There are quite a few option strategies have defined maximum rewards that are approached as a result of the passage of time, changes in implied volatility (IV), and/or movement or lack of movement in price of the stock. Examples of such strategies include the sale of naked options and vertical spreads.
As the positions “mature” or moves closer to expiration by virtue of various combinations of changes or lack of change in these three main variables, the initial risk/reward calculation often changes and sometimes even dramatically. The successful options trader with a proper options education is aware of these changes, because the risk to gain the last bit of potential profit is often dramatically out of whack to the magnitude of the profit he or she seeks to obtain. Let us consider the hypothetical example of a trader who has elected to open a position as a naked put seller. This trader has chosen to sell out-of-the-money (OTM) puts, the June 120 strike, on AAPL which currently trades at $130 after earnings in this example. His risk in the trade is that he is obligated to buy AAPL at the strike price at any time between opening the trade and June expiration. For taking the risk of writing these puts, his account receives a credit of $0.40 and margin is encumbered based on SEC rules. The credit received when the trade is opened is the maximum amount of money that can or will be received as a result of the trade.

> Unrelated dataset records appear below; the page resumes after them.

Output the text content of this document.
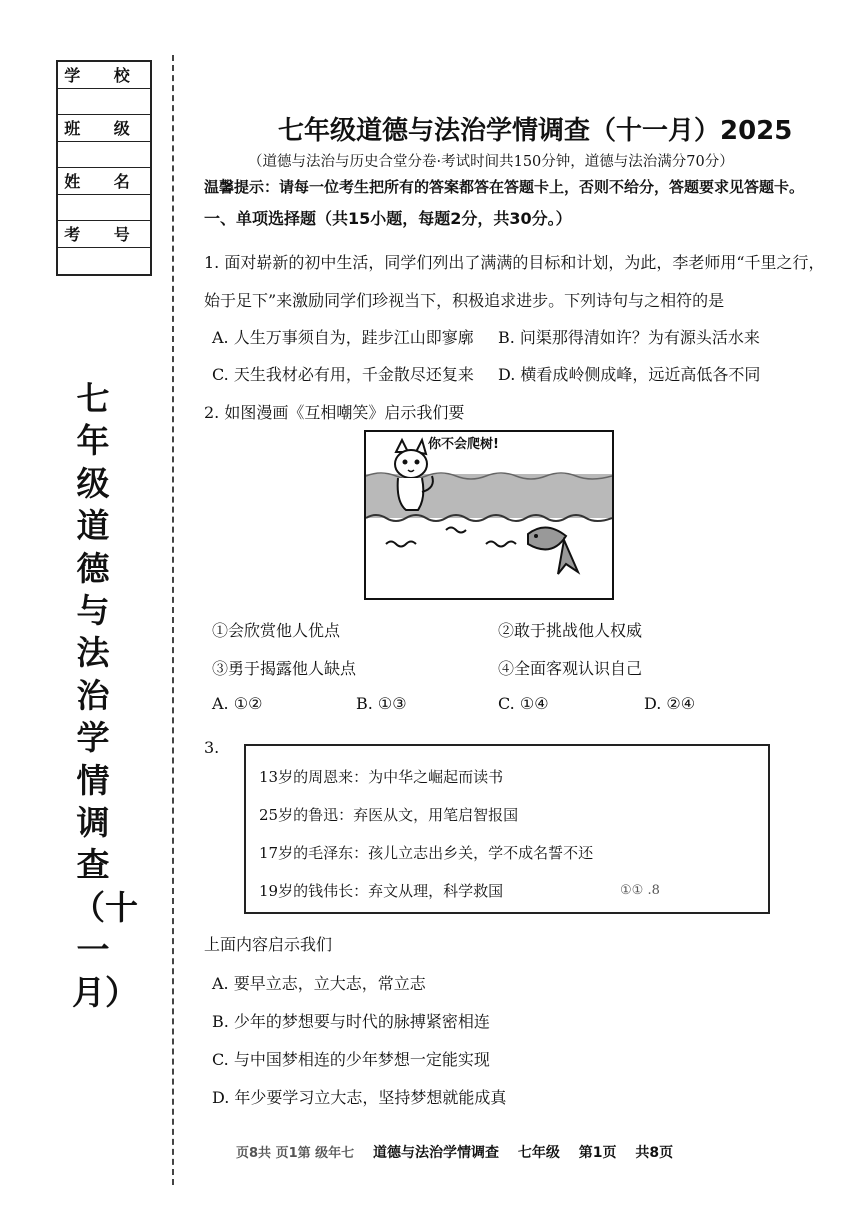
学 校
班 级
姓 名
考 号
七年级道德与法治学情调查（十一月）
七年级道德与法治学情调查（十一月）2025
（道德与法治与历史合堂分卷·考试时间共150分钟，道德与法治满分70分）
温馨提示：请每一位考生把所有的答案都答在答题卡上，否则不给分，答题要求见答题卡。
一、单项选择题（共15小题，每题2分，共30分。）
1. 面对崭新的初中生活，同学们列出了满满的目标和计划，为此，李老师用“千里之行，
始于足下”来激励同学们珍视当下，积极追求进步。下列诗句与之相符的是
A. 人生万事须自为，跬步江山即寥廓 B. 问渠那得清如许？为有源头活水来
C. 天生我材必有用，千金散尽还复来 D. 横看成岭侧成峰，远近高低各不同
2. 如图漫画《互相嘲笑》启示我们要
你不会爬树!
①会欣赏他人优点	②敢于挑战他人权威
③勇于揭露他人缺点	④全面客观认识自己
A. ①②	B. ①③	C. ①④	D. ②④
3.
13岁的周恩来：为中华之崛起而读书
25岁的鲁迅：弃医从文，用笔启智报国
17岁的毛泽东：孩儿立志出乡关，学不成名誓不还
19岁的钱伟长：弃文从理，科学救国	①① .8
上面内容启示我们
A. 要早立志，立大志，常立志
B. 少年的梦想要与时代的脉搏紧密相连
C. 与中国梦相连的少年梦想一定能实现
D. 年少要学习立大志，坚持梦想就能成真
页8共 页1第 级年七 道德与法治学情调查 七年级 第1页 共8页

As June expiration approaches, the stock remains around the $130 level and the market price of the puts he has sold decreases as a result of time (theta) decay. As the price of the puts decreases and the profits increase, the risk/reward increases. As the price declines below the often used 20% re-evaluation benchmark (although I like to use 50% as well) of the initial credit received, the risk incurred to gain the remaining residual premium is potentially substantial and may no longer be appropriate given the reward.
The experienced options trader will many times take profits and find opportunities to invest his or her money in other trades that appear to be much more attractive from a risk/reward standpoint than to remain in the existing position.